Living science

Making AI smarter for cancer cell detection

Image of a cell section for skin cancer detection
Image of a cell section for skin cancer detection

by Manuela Braun

Scientists Julia Fligge-Niebling and Sireesha Chamarthi from the German Aerospace Center (Deutsches Zentrum für Luft- und Raumfahrt; DLR) are not physicians. They will never meet a patient in a doctor's office or hospital and have to decide whether a mole could be indicative of skin cancer. And yet, they will help to ensure that images of suspicious skin lesions can be recognised more reliably in the future, helping doctors during screening. The two researchers at the DLR Institute of Data Science are working with the German Cancer Research Center (Deutsches Krebsforschungszentrum; DKFZ) to train artificial intelligence (AI) systems so that they are able to evaluate images and assess the likelihood of cancer, adapted to the specific conditions in medical practices and to individual patients. The project, which is funded by the Helmholtz Association of German Research Centres, has the somewhat unwieldy name of 'Patient-specific diagnostic AI-systems via one-shot domain adaptation' (PSDAI). Now, the search has begun for a method that enables a trained AI to be adapted using very small data sets.

More than 230,000 people are diagnosed with skin cancer every year in Germany, and early detection offers the best chance of a cure. ABCDE is the formula that doctors use to first assess whether moles and birthmarks could be cancerous. A for asymmetrical, B for boundary, which in cancer can be uneven or blurred, and C for colour, which is concerning if the colour of a mole is unevenly distributed. D stands for diameter, which should not exceed five millimetres, and E stands for evolution, when a skin change suddenly becomes more pronounced. "The detection of skin cancer using artificial intelligence methods has been the subject of research for a long time," says mathematician Julia Fligge-Niebling, who heads the Machine Learning Group at the DLR Institute of Data Science.

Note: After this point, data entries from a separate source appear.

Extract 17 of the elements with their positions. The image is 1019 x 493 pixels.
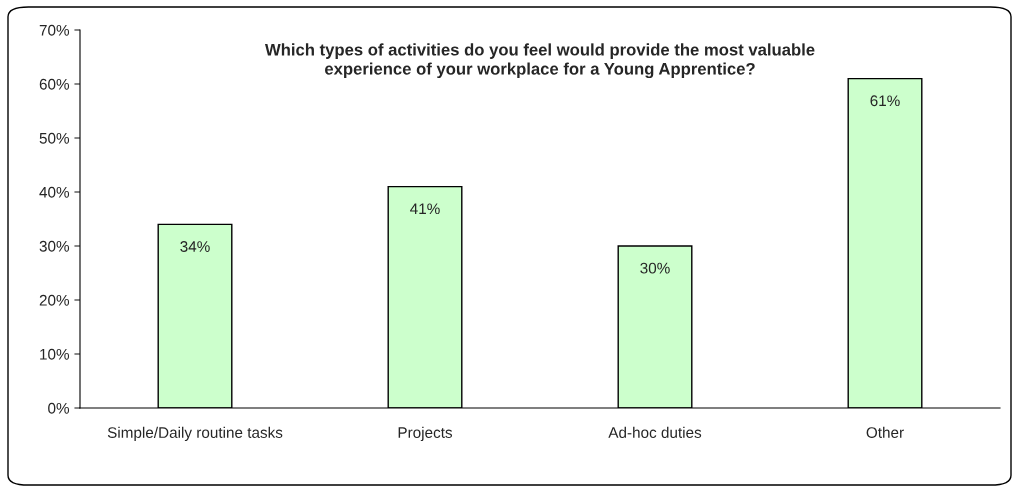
y-tick-label: 50%	[39, 132, 70, 144]
y-tick-label: 10%	[40, 348, 70, 360]
data-label: 41%	[410, 203, 440, 215]
text: Which types of activities do you feel would provide the most valuable experience of your workplace for a Young Apprentice?	[264, 43, 815, 79]
x-tick-label: Projects	[398, 426, 453, 441]
y-tick-label: 40%	[39, 186, 70, 198]
x-tick-label: Ad-hoc duties	[608, 426, 702, 438]
y-tick-label: 70%	[39, 24, 70, 36]
data-label: 34%	[180, 241, 210, 252]
y-tick-label: 20%	[39, 294, 70, 306]
x-tick-label: Simple/Daily routine tasks	[107, 426, 283, 441]
x-tick-label: Other	[866, 426, 904, 438]
y-tick-label: 60%	[39, 78, 70, 90]
data-label: 30%	[640, 262, 670, 274]
y-tick-label: 30%	[39, 240, 70, 252]
y-tick-label: 0%	[48, 402, 70, 414]
data-label: 61%	[870, 95, 900, 107]
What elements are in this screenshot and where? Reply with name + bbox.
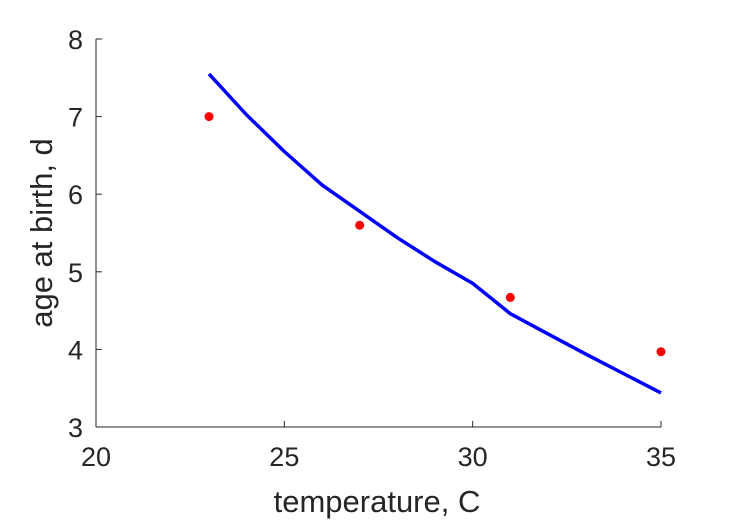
data-point <box>355 220 365 230</box>
tick-labels: 20 25 30 35 3 4 5 6 7 8 <box>68 25 676 472</box>
x-tick-label: 25 <box>269 442 299 472</box>
y-axis-label: age at birth, d <box>24 138 59 328</box>
x-tick-label: 35 <box>646 442 676 472</box>
tick-marks <box>95 38 662 428</box>
data-point <box>505 292 515 302</box>
y-tick-label: 5 <box>68 258 83 288</box>
model-fit-line <box>207 72 662 395</box>
axes <box>95 39 661 428</box>
y-tick-label: 7 <box>68 103 83 133</box>
y-tick-label: 4 <box>68 335 83 365</box>
data-point <box>656 347 666 357</box>
y-tick-label: 3 <box>68 413 83 443</box>
y-tick-label: 8 <box>68 25 83 55</box>
series-layer <box>204 72 666 395</box>
x-tick-label: 30 <box>458 442 488 472</box>
y-tick-label: 6 <box>68 180 83 210</box>
x-axis-label: temperature, C <box>274 484 481 519</box>
data-point <box>204 112 214 122</box>
x-tick-label: 20 <box>81 442 111 472</box>
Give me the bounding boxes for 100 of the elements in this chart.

Scientists Sireesha Chamarthi and Julia Fligge-Niebling are adapting an AI system to individual conditions in skin cancer screening. (Credit: DLR)

From the research lab to the hospital

Studies have already shown that artificial intelligence can be a useful aid in diagnosis. Systems with AI are certainly capable of detecting and classifying abnormalities. The challenge here: "Every hospital and every practice has different lighting conditions and cameras when recording suspicious skin areas. And every patient's skin colour and hairiness are unique," explains data scientist Sireesha Chamarthi. Even if the AI system has been trained to classify with tens of thousands or hundreds of thousands of data items, in individual cases it could be prone to errors because it is not precisely adjusted to match the relevant conditions. If neural networks from research labs are to be used in practices and hospitals in the future, they will have to become even smarter – or rather, they will have to be equipped with an algorithm that they can adapt in the shortest possible time and with only one or very few images.

Training for adaptation

DLR is concentrating on two methodologies – 'domain adaptation', adapting a trained AI model to datasets that are different from but related to a target dataset, and 'few-shot learning', which is used to train an AI model using a limited dataset. The DKFZ provides the training images for this and will also test the created algorithm with dermoscopic images and cell sections of skin lesions. "Training an AI-based diagnostic system is a lot more complex than we first thought," says Roman Maron, a computer and data scientist at the DKFZ. And yet studies have shown that AI already is on a par with the best doctors when it comes to skin cancer detection under laboratory conditions.

Moles instead of astronomical data

The project, which started in January 2022, is still in its infancy. In order to research and apply the 'few-shot learning' method, a neural network must first be trained with tens of thousands of images. Then the real research work begins; the method must be developed so that the AI can adapt to individual cases, such as doctors who photograph skin lesions with brighter light or different types of cameras, patients with many or very few dark hairs on their skin, and patients with very pale skin. 

Sireesha Chamarthi worked with astronomical data at the Indian Institute of Astrophysics in Bengaluru before joining DLR in 2020. The various classifications for skin cancer detection are new territory for her. "But that makes no difference to my work. You do need to understand the features with each new task – but it ultimately comes down to the right method."